Josh P. Roberts has an M.A. in the history and philosophy of science, and he also went through the Ph.D. program in molecular, cellular, developmental biology, and genetics at the University of Minnesota, with dissertation research in ocular immunology.
Much of biomedical research—and now even therapy, to some extent—relies on cultured cells. These may be primary cells taken directly from an animal without any significant manipulation, cells that have been transformed or partially transformed, or cells continually derived from a culture with stem-like properties. The point is to have a storehouse from which to draw a reproducible supply of cells for experiments.
Making a cell line
The traditional means of making a cell line is to partially transform a cell or to start with a cancer in which transformation has already occurred and then establish a cell line from that, says Jeffrey Franklin, Ph.D., research assistant professor of cell and developmental biology at Vanderbilt University Medical Center.

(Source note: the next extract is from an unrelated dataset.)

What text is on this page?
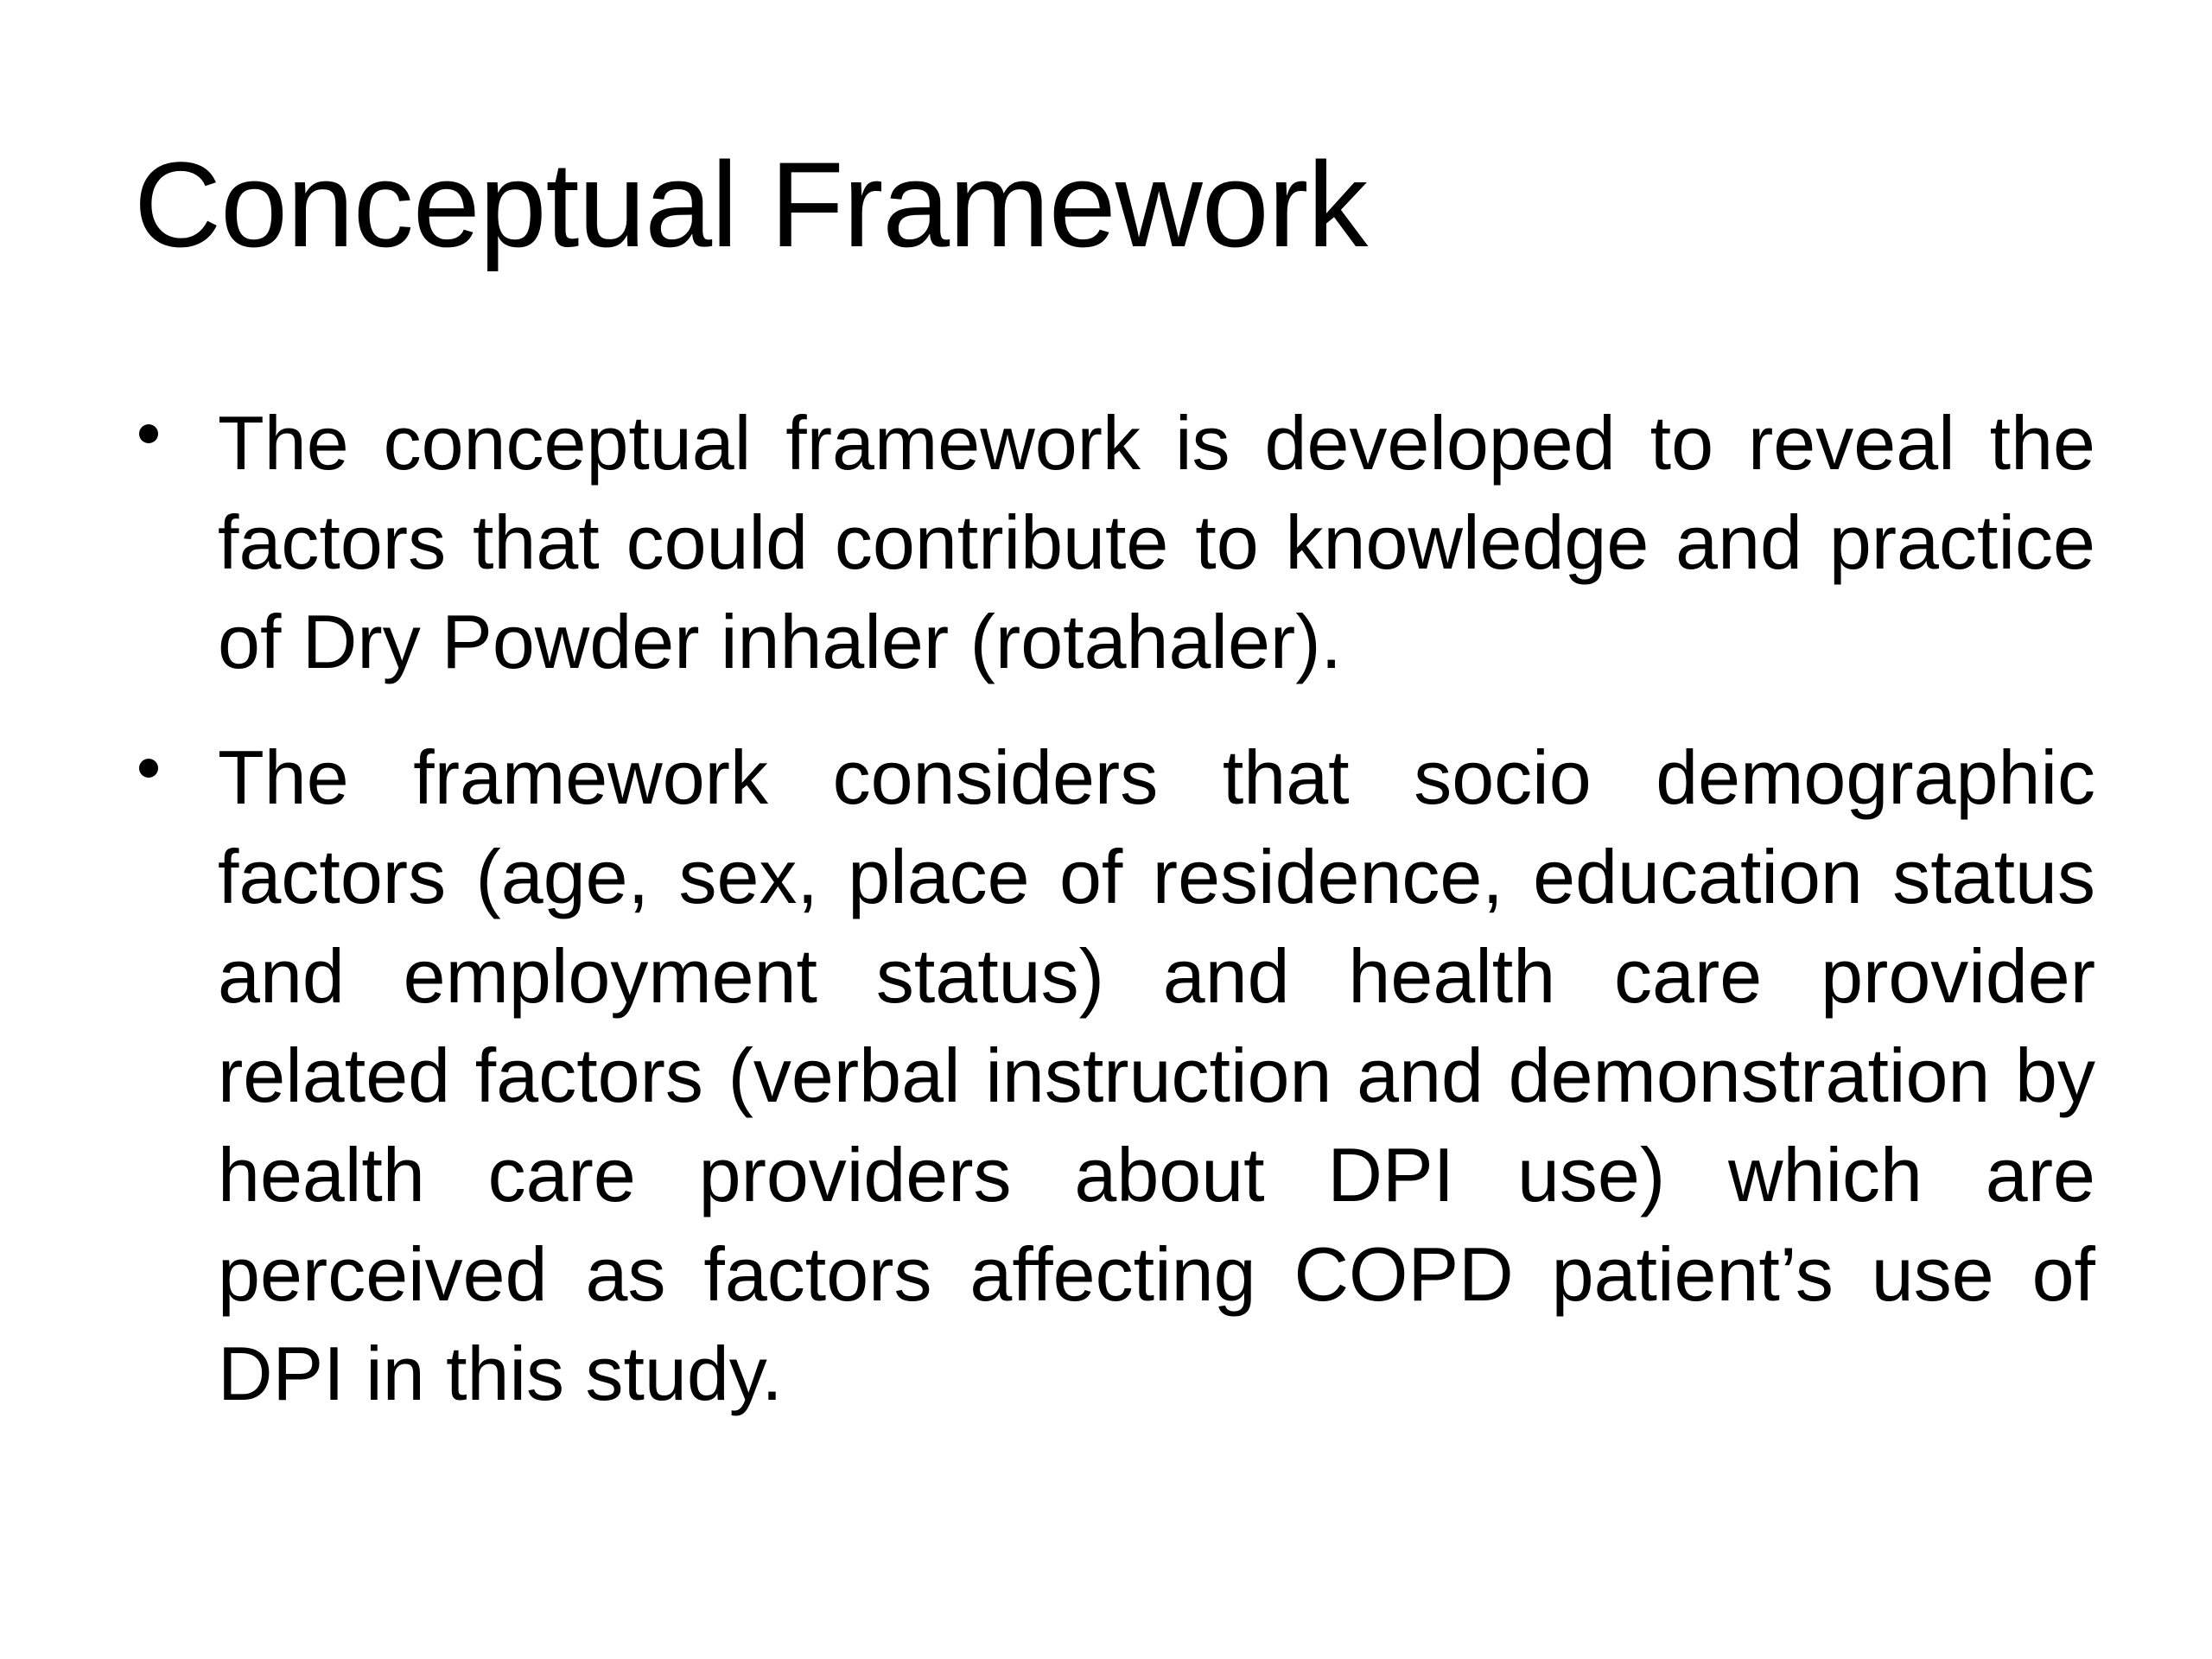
Conceptual Framework
The conceptual framework is developed to reveal the factors that could contribute to knowledge and practice of Dry Powder inhaler (rotahaler).
The framework considers that socio demographic factors (age, sex, place of residence, education status and employment status) and health care provider related factors (verbal instruction and demonstration by health care providers about DPI use) which are perceived as factors affecting COPD patient’s use of DPI in this study.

Transformed cells typically have some combination of activated oncogenes and disabled tumor suppressor genes that enable them to continue to grow and divide. In the laboratory, this is most often accomplished by introducing a viral gene such as the Simian Virus 40 T antigen (SV40Tag) into the cell, which inactivates a variety of endogenous genes such as p53 and Rb that would normally cause the cell to senesce.

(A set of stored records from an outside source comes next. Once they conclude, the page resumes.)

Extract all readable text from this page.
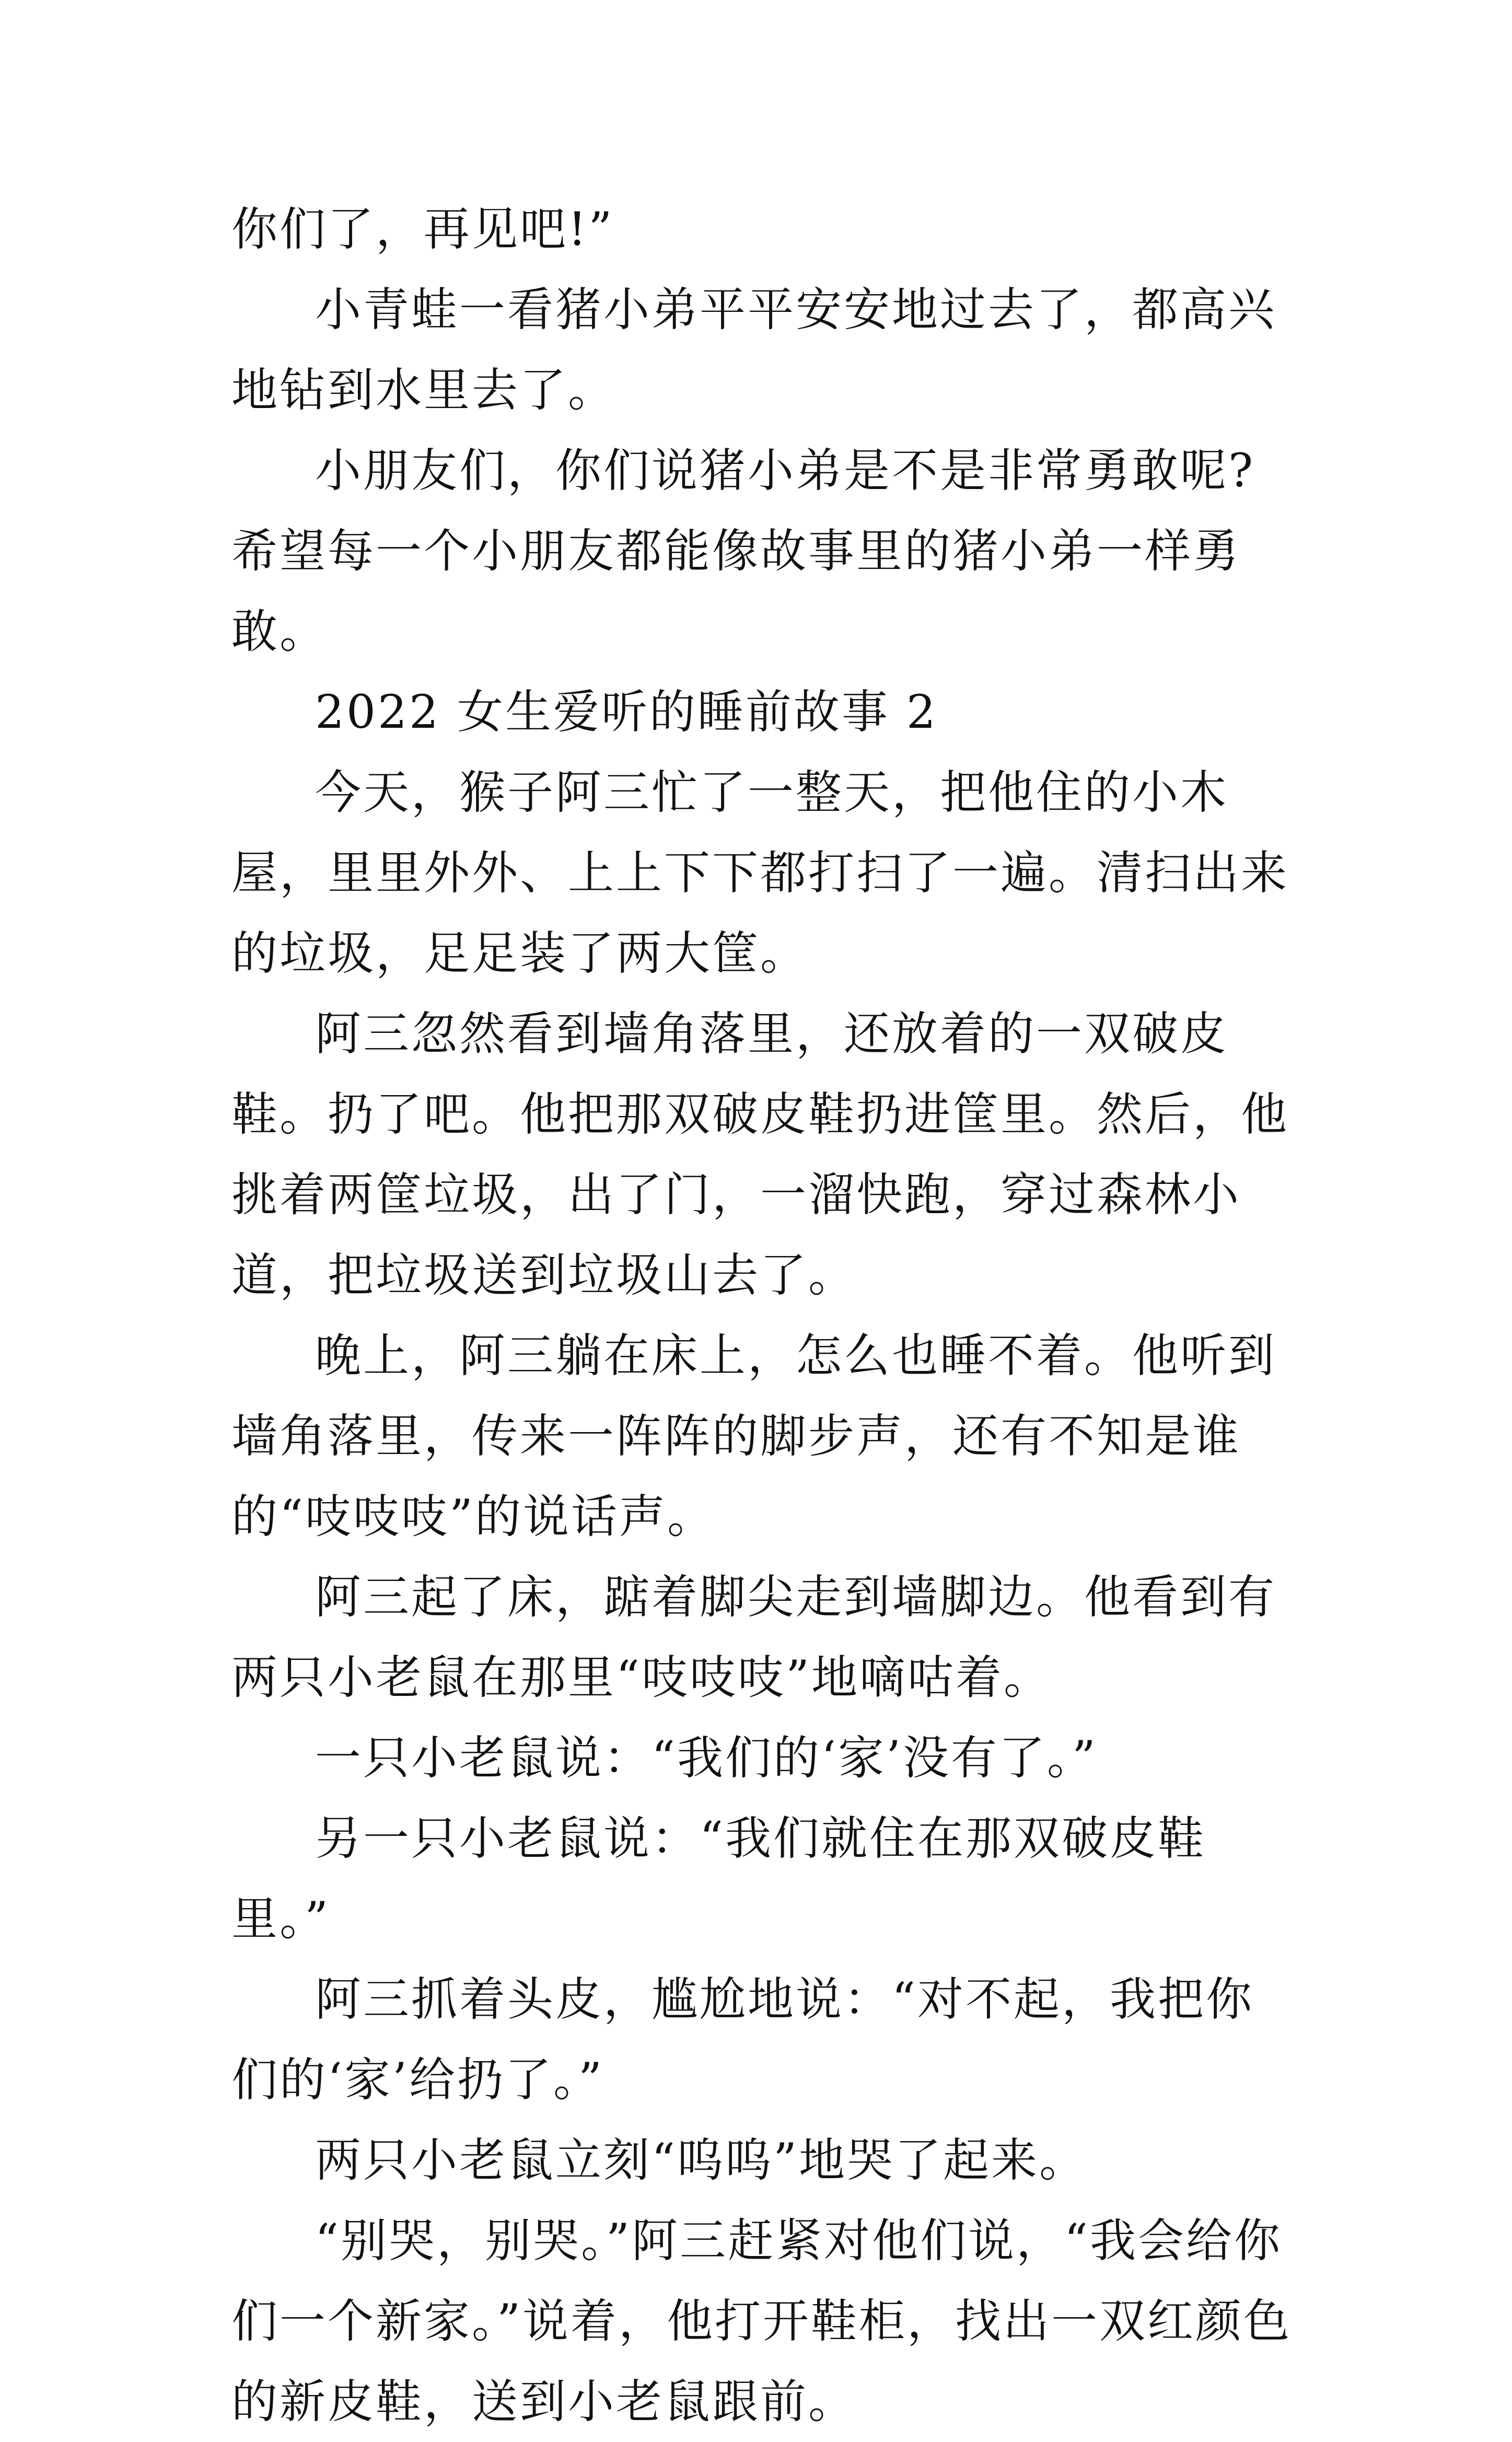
你们了，再见吧!”

小青蛙一看猪小弟平平安安地过去了，都高兴地钻到水里去了。

小朋友们，你们说猪小弟是不是非常勇敢呢?希望每一个小朋友都能像故事里的猪小弟一样勇敢。

2022 女生爱听的睡前故事 2

今天，猴子阿三忙了一整天，把他住的小木屋，里里外外、上上下下都打扫了一遍。清扫出来的垃圾，足足装了两大筐。

阿三忽然看到墙角落里，还放着的一双破皮鞋。扔了吧。他把那双破皮鞋扔进筐里。然后，他挑着两筐垃圾，出了门，一溜快跑，穿过森林小道，把垃圾送到垃圾山去了。

晚上，阿三躺在床上，怎么也睡不着。他听到墙角落里，传来一阵阵的脚步声，还有不知是谁的“吱吱吱”的说话声。

阿三起了床，踮着脚尖走到墙脚边。他看到有两只小老鼠在那里“吱吱吱”地嘀咕着。

一只小老鼠说：“我们的‘家’没有了。”

另一只小老鼠说：“我们就住在那双破皮鞋里。”

阿三抓着头皮，尴尬地说：“对不起，我把你们的‘家’给扔了。”

两只小老鼠立刻“呜呜”地哭了起来。

“别哭，别哭。”阿三赶紧对他们说，“我会给你们一个新家。”说着，他打开鞋柜，找出一双红颜色的新皮鞋，送到小老鼠跟前。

Viral genes typically are introduced by putting them into a lentivirus or retrovirus and using the virus to infect the cell. Lentiviruses can traverse an intact nuclear membrane and infect non-dividing cells, but typical retroviruses cannot. “It depends on whether you want to re-grow a cell that’s kind of become quiescent, or you’re going from a cell that’s growing already and you want to establish a cell line,” Franklin noted.
Working with these viruses—even though they are typically “replication deficient,” meaning they cannot reproduce outside the packaging lines they are grown in—requires a Biosafety Level 2 facility and the training to use it.
The Digestive Disease Research Center Novel Cell Line Development Subcore at Vanderbilt, which Franklin directs, instead often uses a temperature-sensitive TAg mouse (called the Immortomouse® from Charles River) to make cell lines from primary tissue. The Immortomouse is bred with a knockout mouse, or one expressing a gene of interest, and tissue is harvested from the resulting cross. Expression of a viable TAg is induced by growing the cells at permissive temperature, allowing them to be immortalized.
The downsides of immortalizing cells with viral genes, whether through infection or breeding, is that they may lose the phenotypic properties of the primary cells from which they were derived, or they may become otherwise genetically unstable. An alternative that is gaining traction is to introduce the gene for Telomerase Reverse Transcriptase protein (TERT), which enables telomere length to be maintained in cells in which TERT expression is otherwise repressed (as it is in most primary cells). In many, though not all, cases this lets cells retain the stage of differentiation and phenotype they had when they became immortalized, and it prevents them from reaching crisis.
More than cell culture
Franklin believes there is a big difference between maintaining a cell line—doing cell culture—and developing one. The former may involve taking an established cell line from ATCC, for example, and creating a clone that expresses Gene X. These cell lines typically have undergone a crisis from which some cells survived, and some didn’t. But “understanding what you do in order to get cells out of that, to establish a line, is your skill as a person who creates cell lines,” Franklin explains. “You’re making a new cell line that has never existed before, from a patient or a mouse.”
Much of cell-line development is an art rather than a science, aided not only by good cell culture technique but by an understanding of cell growth and a variety of other “tricks you can use” to judge the state of culture health, Franklin adds. If this doesn’t describe you, you may wish to find a collaborator or contract out your cell-line development.
Alternatives
A prime motivator for generating stable cell lines is the fact that freshly isolating primary cells is a time-consuming nuisance. But depending on how the cells are going to be used (what experiments are to be done with them), it may not be necessary to do either.
Many researchers are using more generic frozen or continuous cultures—composed sometimes of primary cells and sometimes of embryonic stem (ES) cells, adult stem cells or induced pluripotent stem (iPS) cells—to achieve the aims of specific cell lines. “If you can reproducibly cause a cell to differentiate in a certain way, with certain factors or growth conditions, then you can just repeat that over and over again,” Franklin points out.
An emerging trend is the use of organoid cultures. For example, when working with the gastrointestinal tract, as Franklin does, cells can be grown as structures “that will proliferate and have buds that are like the crypts, with the cells differentiating and the stem cells staying in the organoid,” he says. “The 3D culture plus the factors you put in there allow you to grow these [really] primary cells that are uninfected with anything, indefinitely.”